Quase comprei um anel de luz, mas não tenho paciência para fazer pesquisa de consumo, ir atrás de preço, de melhores marcas, de entender de qual potência preciso, para garantir que esse novo objeto responda a uma porcentagem maior do meu problema atual que é casa escura demais para fazer videoconferência à noite. Receber gente em casa com essa luz era acolhedor, mas nem falemos dessa realidade antiga, se a realidade nova é ficar frustrada com compras online e querer estar minimamente apresentável para as visitas que recebo na minha tela, pelo menos.
Foi um fim de semana de assistir filmes massa, depois de sair daquela loucura de assistir Mad Men diariamente. Troop Zero: filme fofo do caralho, terminei e eu estava encharcada. Tem escoteiras, espaço sideral, David Bowie, fotografia lindíssima, um casting incrível e Viola Davis entregando um cosmos de sentimentos em cada micro-expressão. O outro, The Forty-Year-Old Version, é de uma dramaturga do Harlem, prestes a fazer 40 e com muito ainda a resolver na vida. Está tentando produzir uma peça sobre gentrificação, mas no meio decide que quer mesmo é ser rapper e mandar umas rimas sobre os problemas que enfrenta na sua realidade: dor nas costas e dificuldade para pagar o aluguel. Contando que é um filme de 2 horas todo em preto e branco, nem parece que é envolvente e engraçado, mas é demais.

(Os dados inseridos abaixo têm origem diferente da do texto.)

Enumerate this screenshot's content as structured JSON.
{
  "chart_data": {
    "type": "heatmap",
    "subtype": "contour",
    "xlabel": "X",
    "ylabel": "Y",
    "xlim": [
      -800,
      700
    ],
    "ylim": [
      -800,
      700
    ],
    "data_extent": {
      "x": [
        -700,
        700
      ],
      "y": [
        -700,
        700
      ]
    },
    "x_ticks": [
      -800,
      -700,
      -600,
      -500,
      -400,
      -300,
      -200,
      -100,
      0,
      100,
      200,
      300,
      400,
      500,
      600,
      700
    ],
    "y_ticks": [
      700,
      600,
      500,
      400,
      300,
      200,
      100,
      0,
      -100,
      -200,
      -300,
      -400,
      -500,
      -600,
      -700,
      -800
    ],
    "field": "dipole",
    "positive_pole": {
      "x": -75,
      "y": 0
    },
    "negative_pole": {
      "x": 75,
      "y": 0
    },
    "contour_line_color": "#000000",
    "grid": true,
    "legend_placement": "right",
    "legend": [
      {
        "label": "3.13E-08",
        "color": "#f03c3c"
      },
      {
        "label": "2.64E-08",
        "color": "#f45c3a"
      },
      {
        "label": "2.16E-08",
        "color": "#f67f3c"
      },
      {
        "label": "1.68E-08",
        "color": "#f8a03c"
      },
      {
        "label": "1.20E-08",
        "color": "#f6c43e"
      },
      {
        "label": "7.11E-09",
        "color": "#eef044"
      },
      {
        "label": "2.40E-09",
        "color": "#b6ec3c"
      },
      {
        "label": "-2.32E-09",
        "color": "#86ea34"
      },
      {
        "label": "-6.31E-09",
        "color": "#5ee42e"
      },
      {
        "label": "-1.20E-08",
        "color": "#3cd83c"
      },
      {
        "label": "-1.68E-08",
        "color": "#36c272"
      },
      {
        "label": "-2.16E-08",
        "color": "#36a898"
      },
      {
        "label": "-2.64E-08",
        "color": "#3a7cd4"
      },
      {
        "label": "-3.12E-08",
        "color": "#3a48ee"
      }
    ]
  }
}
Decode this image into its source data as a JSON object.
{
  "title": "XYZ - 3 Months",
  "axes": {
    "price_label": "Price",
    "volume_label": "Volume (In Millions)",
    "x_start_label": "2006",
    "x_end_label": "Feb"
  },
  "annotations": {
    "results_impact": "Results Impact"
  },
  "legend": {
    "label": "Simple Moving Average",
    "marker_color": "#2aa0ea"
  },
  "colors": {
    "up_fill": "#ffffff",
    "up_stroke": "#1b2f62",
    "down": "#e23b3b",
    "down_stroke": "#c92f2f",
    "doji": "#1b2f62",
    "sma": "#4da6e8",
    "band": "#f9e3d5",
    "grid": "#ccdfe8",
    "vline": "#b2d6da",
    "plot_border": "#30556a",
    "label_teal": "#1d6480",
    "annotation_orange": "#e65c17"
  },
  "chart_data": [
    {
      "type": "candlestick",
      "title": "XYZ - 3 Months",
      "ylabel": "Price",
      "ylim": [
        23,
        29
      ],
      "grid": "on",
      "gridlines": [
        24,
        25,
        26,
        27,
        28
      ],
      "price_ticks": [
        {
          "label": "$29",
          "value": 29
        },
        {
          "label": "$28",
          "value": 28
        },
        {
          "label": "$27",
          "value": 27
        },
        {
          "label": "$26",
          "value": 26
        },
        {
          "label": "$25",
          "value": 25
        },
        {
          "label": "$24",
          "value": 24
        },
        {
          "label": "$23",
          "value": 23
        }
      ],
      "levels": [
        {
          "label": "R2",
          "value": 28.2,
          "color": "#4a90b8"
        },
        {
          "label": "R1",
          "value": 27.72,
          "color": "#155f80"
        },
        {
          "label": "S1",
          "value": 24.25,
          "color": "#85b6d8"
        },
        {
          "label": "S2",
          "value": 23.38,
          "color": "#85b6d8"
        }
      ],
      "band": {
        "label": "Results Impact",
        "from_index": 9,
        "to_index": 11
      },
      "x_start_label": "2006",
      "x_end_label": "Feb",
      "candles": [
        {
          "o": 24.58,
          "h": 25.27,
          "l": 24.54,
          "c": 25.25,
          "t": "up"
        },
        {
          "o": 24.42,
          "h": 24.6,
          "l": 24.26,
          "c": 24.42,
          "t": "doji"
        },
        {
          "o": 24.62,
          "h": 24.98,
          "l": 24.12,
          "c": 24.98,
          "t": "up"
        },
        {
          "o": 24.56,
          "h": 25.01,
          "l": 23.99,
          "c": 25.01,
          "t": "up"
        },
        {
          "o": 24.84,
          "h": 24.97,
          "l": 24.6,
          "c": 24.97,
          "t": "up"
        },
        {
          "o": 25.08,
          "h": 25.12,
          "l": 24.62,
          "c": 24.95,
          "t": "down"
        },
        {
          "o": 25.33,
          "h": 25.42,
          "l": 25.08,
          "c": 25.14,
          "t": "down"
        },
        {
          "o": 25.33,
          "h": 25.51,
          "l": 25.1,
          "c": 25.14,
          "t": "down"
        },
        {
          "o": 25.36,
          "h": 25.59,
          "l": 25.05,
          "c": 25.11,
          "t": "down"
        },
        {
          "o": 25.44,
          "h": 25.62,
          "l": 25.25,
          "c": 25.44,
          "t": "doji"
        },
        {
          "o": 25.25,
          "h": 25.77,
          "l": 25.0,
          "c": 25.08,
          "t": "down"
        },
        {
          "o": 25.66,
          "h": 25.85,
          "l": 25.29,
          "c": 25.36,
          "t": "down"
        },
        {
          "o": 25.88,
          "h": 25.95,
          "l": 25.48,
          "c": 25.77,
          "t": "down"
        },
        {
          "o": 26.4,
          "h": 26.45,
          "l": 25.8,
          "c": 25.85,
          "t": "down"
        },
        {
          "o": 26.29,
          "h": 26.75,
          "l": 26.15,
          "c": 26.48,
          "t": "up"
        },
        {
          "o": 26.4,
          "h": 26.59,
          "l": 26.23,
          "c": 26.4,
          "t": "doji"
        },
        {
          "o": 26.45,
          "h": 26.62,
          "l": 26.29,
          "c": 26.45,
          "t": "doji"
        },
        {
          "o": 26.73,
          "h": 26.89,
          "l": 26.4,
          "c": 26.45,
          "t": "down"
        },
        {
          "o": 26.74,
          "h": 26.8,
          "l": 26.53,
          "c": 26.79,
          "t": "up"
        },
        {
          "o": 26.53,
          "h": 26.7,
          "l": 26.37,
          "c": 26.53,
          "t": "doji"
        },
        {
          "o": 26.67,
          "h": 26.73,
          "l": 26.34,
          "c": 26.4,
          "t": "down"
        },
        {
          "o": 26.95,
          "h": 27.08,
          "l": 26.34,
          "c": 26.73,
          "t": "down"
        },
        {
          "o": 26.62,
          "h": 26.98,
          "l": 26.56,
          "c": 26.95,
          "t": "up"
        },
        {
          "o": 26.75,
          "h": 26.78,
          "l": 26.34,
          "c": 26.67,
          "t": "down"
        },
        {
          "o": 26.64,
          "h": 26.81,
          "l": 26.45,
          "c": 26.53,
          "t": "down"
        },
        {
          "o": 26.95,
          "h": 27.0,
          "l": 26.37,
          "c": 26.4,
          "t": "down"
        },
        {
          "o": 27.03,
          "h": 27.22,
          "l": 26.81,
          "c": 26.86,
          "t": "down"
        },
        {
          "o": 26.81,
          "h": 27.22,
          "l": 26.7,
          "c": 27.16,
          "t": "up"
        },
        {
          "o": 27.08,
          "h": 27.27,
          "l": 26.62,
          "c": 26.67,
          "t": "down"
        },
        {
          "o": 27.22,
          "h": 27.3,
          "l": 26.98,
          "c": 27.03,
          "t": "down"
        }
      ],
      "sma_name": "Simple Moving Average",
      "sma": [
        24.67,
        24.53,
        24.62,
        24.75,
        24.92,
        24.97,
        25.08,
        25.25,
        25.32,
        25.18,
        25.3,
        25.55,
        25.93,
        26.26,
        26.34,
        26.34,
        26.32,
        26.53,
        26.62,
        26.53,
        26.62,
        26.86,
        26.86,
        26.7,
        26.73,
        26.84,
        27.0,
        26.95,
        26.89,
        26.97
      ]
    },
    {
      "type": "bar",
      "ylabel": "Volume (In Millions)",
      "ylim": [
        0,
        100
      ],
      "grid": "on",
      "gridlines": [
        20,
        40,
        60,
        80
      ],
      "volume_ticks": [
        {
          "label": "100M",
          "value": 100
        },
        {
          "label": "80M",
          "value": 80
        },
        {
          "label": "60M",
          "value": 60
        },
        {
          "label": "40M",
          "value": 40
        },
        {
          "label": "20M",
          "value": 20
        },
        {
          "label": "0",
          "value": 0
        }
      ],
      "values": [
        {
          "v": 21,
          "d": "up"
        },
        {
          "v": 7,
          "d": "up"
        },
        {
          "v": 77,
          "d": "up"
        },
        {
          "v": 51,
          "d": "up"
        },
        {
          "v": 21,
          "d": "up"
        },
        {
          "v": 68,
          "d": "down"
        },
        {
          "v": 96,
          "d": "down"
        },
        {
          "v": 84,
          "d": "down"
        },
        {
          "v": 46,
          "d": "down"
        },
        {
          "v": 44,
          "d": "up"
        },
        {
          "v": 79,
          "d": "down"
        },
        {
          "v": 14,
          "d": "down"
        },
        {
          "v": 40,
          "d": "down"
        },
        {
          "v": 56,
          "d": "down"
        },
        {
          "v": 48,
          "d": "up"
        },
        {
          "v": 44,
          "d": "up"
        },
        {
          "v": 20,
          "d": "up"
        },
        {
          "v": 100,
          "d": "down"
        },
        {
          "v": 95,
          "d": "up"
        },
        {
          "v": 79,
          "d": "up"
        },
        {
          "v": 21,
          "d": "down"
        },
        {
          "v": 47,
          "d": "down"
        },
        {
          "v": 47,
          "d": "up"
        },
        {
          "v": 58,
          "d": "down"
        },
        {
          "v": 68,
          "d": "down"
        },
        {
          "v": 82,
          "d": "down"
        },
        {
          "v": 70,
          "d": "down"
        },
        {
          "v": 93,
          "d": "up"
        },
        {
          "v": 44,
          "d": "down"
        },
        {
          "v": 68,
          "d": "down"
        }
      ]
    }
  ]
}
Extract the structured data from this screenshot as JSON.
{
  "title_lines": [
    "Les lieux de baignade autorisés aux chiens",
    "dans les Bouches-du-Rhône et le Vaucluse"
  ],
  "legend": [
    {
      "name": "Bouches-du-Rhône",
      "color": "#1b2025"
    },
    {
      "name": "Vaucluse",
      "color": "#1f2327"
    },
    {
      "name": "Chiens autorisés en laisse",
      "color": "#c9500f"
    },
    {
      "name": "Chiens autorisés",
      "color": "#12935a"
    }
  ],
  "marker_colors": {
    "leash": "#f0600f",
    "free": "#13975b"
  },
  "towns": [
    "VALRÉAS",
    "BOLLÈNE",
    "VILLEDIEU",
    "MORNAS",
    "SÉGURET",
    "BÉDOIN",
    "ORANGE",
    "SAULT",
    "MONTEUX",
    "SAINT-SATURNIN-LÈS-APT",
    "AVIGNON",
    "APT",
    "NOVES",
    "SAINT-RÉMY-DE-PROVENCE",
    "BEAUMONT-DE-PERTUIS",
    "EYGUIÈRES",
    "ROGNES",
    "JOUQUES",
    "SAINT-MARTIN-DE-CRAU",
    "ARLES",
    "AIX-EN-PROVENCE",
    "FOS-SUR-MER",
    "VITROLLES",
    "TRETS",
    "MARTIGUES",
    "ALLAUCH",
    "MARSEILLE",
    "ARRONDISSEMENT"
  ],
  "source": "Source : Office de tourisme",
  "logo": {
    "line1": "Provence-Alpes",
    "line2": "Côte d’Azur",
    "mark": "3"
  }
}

Entretenimento na tela, trabalho na tela, relações na tela, me sinto até emoldurada. Não posso ver uma superfície emitindo luz que EBA lá vai meu olhar escorrer pra ela. Talvez por isso eu esteja querendo que a casa fique mais iluminada, diminuir esse contraste entre o ambiente das telas e do espaço em torno delas.
Resolvi uma história na qual estou trabalhando quando me enxeri a ouvir conversa alheia. Os meus bloquinhos de Tetris mental todos se alinharam, uma beleza. Sentei e escrevi igual uma desgraçada para registrar as ideias todas. Meu deus, quanto texto é preciso escrever para pavimentar o caminho até uns três ou quatro bons parágrafos. Apresentáveis.
A mente aqueceu de um jeito que não bastasse resolver essa história, invento de escrever no blog e começo a jogar essas palavras em outra tela, digitando pelo teclado do celular, só para variar e sair um pouco do computador. Precisava arrumar ânimo para voltar a pensar com o corpo, e sentir meus músculos tão aquecidos quanto esse fluxo de palavras que a cabeça vai encaixando uma após a outra, ainda que não saiba onde elas vão parar.
Os vizinhos da frente voltaram a receber visitas, ouço vozes no corredor.
Todo dia tem um cardápio de tretas na internet para pedir por delivery, mas nenhuma me apetece. Acho inacreditável quanto tempo o internauta passa dando atenção para uns completos filhos da puta; todo dia um diferente nos Assuntos do Momento. Todo mundo careca de saber que raiva mobiliza e tem gente lucrando pesado com isso, mas pode ter agressor de mulher em reality show no canal do bispo, que vão dar audiência do mesmo jeito. Não dou conta de consumir histórias de violência contra a mulher como entretenimento, nem nessa forma de entretenimento que o jornalismo se tornou. Mas quem sou eu para julgar? Afinal, aqui estou mais um dia, sob o olhar sanguinário do algoritmo.
Vai ver envelhecer é ir cansando de engajar nas polêmicas, feito hamster fazendo a roda da internet girar, e virar a pessoa que morre de preguiça e só senta na margem esperando passar algum anúncio de ring light num preço bom, porque se tiver pelo menos uma vantagem de habitar essa distopia cibernética onde estuprador tem sempre audiência garantida, é esperar o algoritmo fazer seu trabalho e me indicar um produto que vou poder comprar sem pesquisar ou pensar demais. Tá bom por hoje.